Raccolse il coraggio. "Che cosa, uhm—" Deglutì un’altra volta. "Che cosa vuoi da me?"
"Per ora, conversare." Sembrava essere sul punto di riderle in faccia, con quegli occhi dorati socchiusi leggermente agli angoli.
Stranamente, quello la infastidì abbastanza da farle superare la paura. Se c’era una cosa che Mia detestava, era che qualcuno le ridesse in faccia. Con la sua statura bassa, esile e una generale mancanza di abilità sociali derivante da una difficile fase adolescenziale vissuta con l’incubo di ogni ragazza dell’apparecchio dei denti, i capelli crespi e gli occhiali, Mia aveva provato fin troppe volte la sensazione di essere l’oggetto di scherno della gente.
Sollevò il mento con fare belligerante. "Bene, tu come ti chiami invece?"
"Korum."
"Solo Korum?"
"In realtà non abbiamo cognomi, non come voi. Il mio nome completo è molto più lungo, ma non riusciresti a pronunciarlo se te lo dicessi."
Interessante. Ricordava di aver letto qualcosa del genere sul New York Times. Finora, tutto bene. Le gambe avevano quasi smesso di tremare e il respiro stava tornando alla normalità. Forse ne sarebbe uscita viva. Quella conversazione sembrava abbastanza tranquilla, anche se il modo in cui continuava a fissarla con quegli occhi giallognoli che non sbattevano mai le palpebre era inquietante. Decise di continuare a farlo parlare.
"Che cosa ci fai qui, Korum?"
"Te l’ho appena detto, sto facendo conversazione con te, Mia." C’era di nuovo un lieve accenno di risata nella sua voce.
Frustrata, Mia sospirò. "Voglio dire, che cosa ci fai qui a Central Park? A New York in generale?"
Korum sorrise ancora, piegando leggermente la testa di lato. "Forse speravo di incontrare una bella ragazza con i capelli ricci."
Bene, aveva davvero oltrepassato il limite. Chiaramente la stava prendendo in giro. Ora che riusciva a riflettere un po’ di più, si rese conto che erano al centro di Central Park, davanti a migliaia di spettatori. Si guardò intorno con fare sospettoso per riceverne la conferma. Sì, proprio così; anche se le persone naturalmente evitavano la sua panchina e quella dell’altro occupante, c’era una serie di anime coraggiose che li guardava lungo il loro sentiero. Una coppia li stava addirittura riprendendo con le telecamere da polso. Se il K avesse provato a farle qualcosa, sarebbe finito su YouTube in un batter d’occhio, e sicuramente lui lo sapeva. Tuttavia, non era detto che gliene importasse.
Comunque, partendo dal presupposto che non aveva mai visto un video sulle aggressioni di K alle studentesse universitarie nel bel mezzo di Central Park e che doveva essere piuttosto al sicuro, Mia prese con cautela il portatile e lo sollevò per rimetterlo nello zaino.
"Lascia che ti aiuti, Mia—"
E prima che potesse fare qualcosa, lo sentì prenderle il pesante portatile dalle dita improvvisamente molli, sfiorandole delicatamente le nocche. A quel tocco, una sensazione simile a una leggera scossa elettrica la attraversò, facendole fremere le terminazioni nervose.
Allungandosi verso il suo zaino, le mise con attenzione il portatile all’interno con un movimento disinvolto e sinuoso. "Ecco fatto, tutto a posto."
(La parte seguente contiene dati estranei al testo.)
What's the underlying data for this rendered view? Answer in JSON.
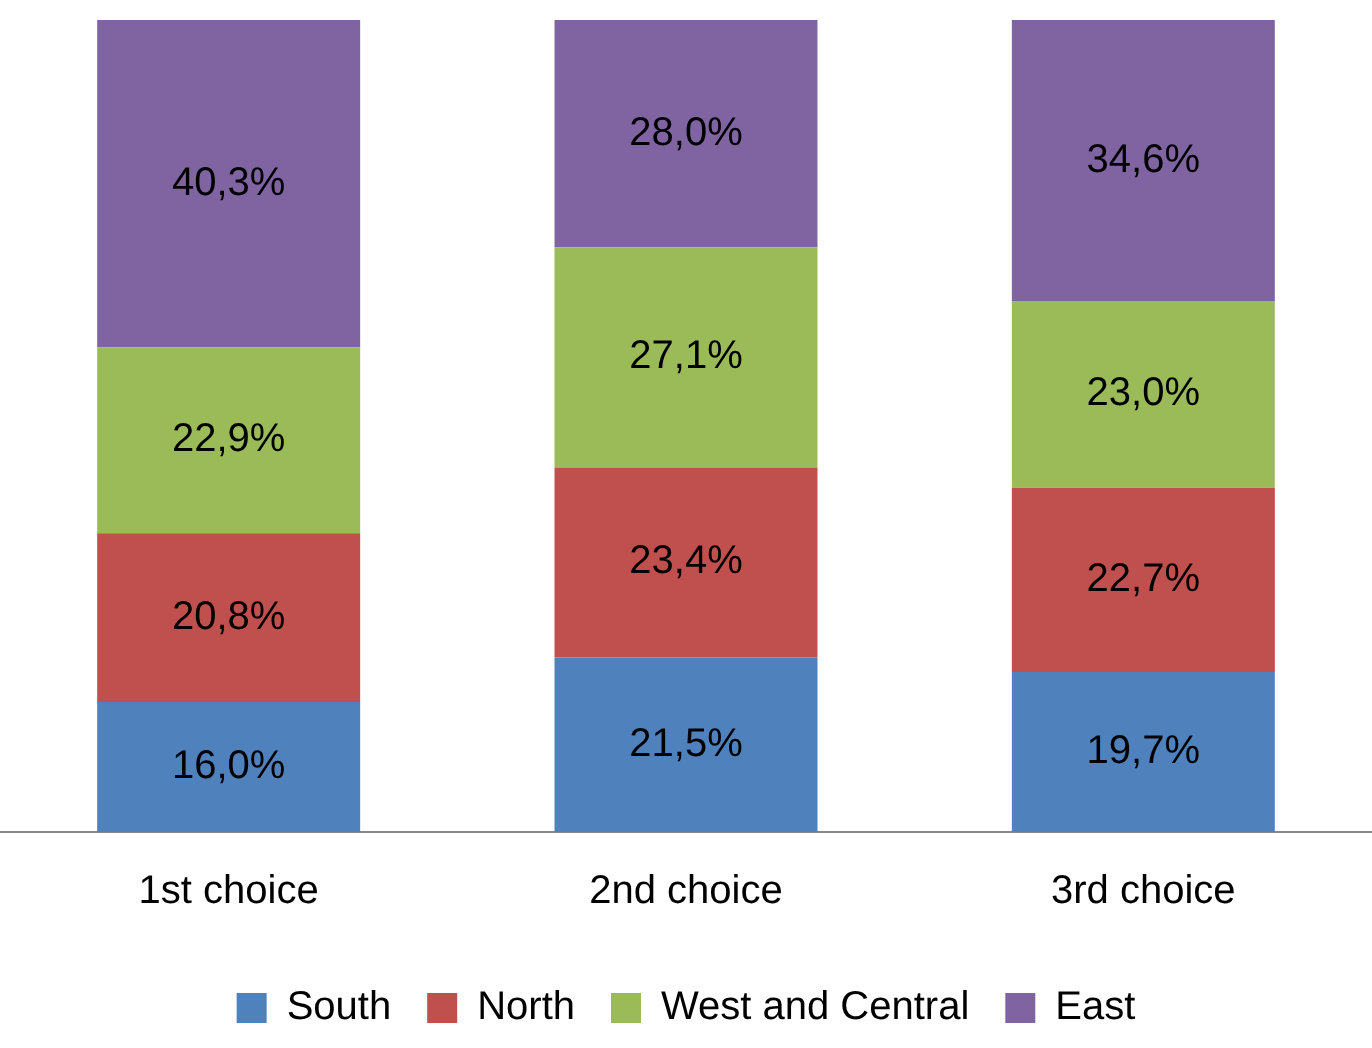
{
  "chart_data": {
    "type": "bar",
    "stacked": true,
    "categories": [
      "1st choice",
      "2nd choice",
      "3rd choice"
    ],
    "legend": "bottom",
    "grid": false,
    "tick_labels": "x",
    "series": [
      {
        "name": "South",
        "color": "#4f81bd",
        "values": [
          16.0,
          21.5,
          19.7
        ],
        "value_labels": [
          "16,0%",
          "21,5%",
          "19,7%"
        ]
      },
      {
        "name": "North",
        "color": "#c0504d",
        "values": [
          20.8,
          23.4,
          22.7
        ],
        "value_labels": [
          "20,8%",
          "23,4%",
          "22,7%"
        ]
      },
      {
        "name": "West and Central",
        "color": "#9bbb59",
        "values": [
          22.9,
          27.1,
          23.0
        ],
        "value_labels": [
          "22,9%",
          "27,1%",
          "23,0%"
        ]
      },
      {
        "name": "East",
        "color": "#8064a2",
        "values": [
          40.3,
          28.0,
          34.6
        ],
        "value_labels": [
          "40,3%",
          "28,0%",
          "34,6%"
        ]
      }
    ]
  }
}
Oh Dio, l’aveva toccata. Forse la sua teoria sulla sicurezza nei luoghi pubblici era falsa. Sentì il suo respiro accelerare di nuovo, e la frequenza cardiaca probabilmente era in zona anaerobica a quel punto.
"Devo andare ora… Ciao!"
Non capendo come, riuscì a pronunciare quelle parole senza andare in iperventilazione. Afferrando la cinghia dello zaino che lui aveva appena posato, saltò in piedi, notando con qualche parte funzionante della mente che la sua paralisi precedente era scomparsa.
"Ciao, Mia. Ci vediamo dopo." La sua voce derisoria si insinuò nell’aria fresca della primavera, mentre lei andò via, quasi correndo per la fretta di allontanarsi.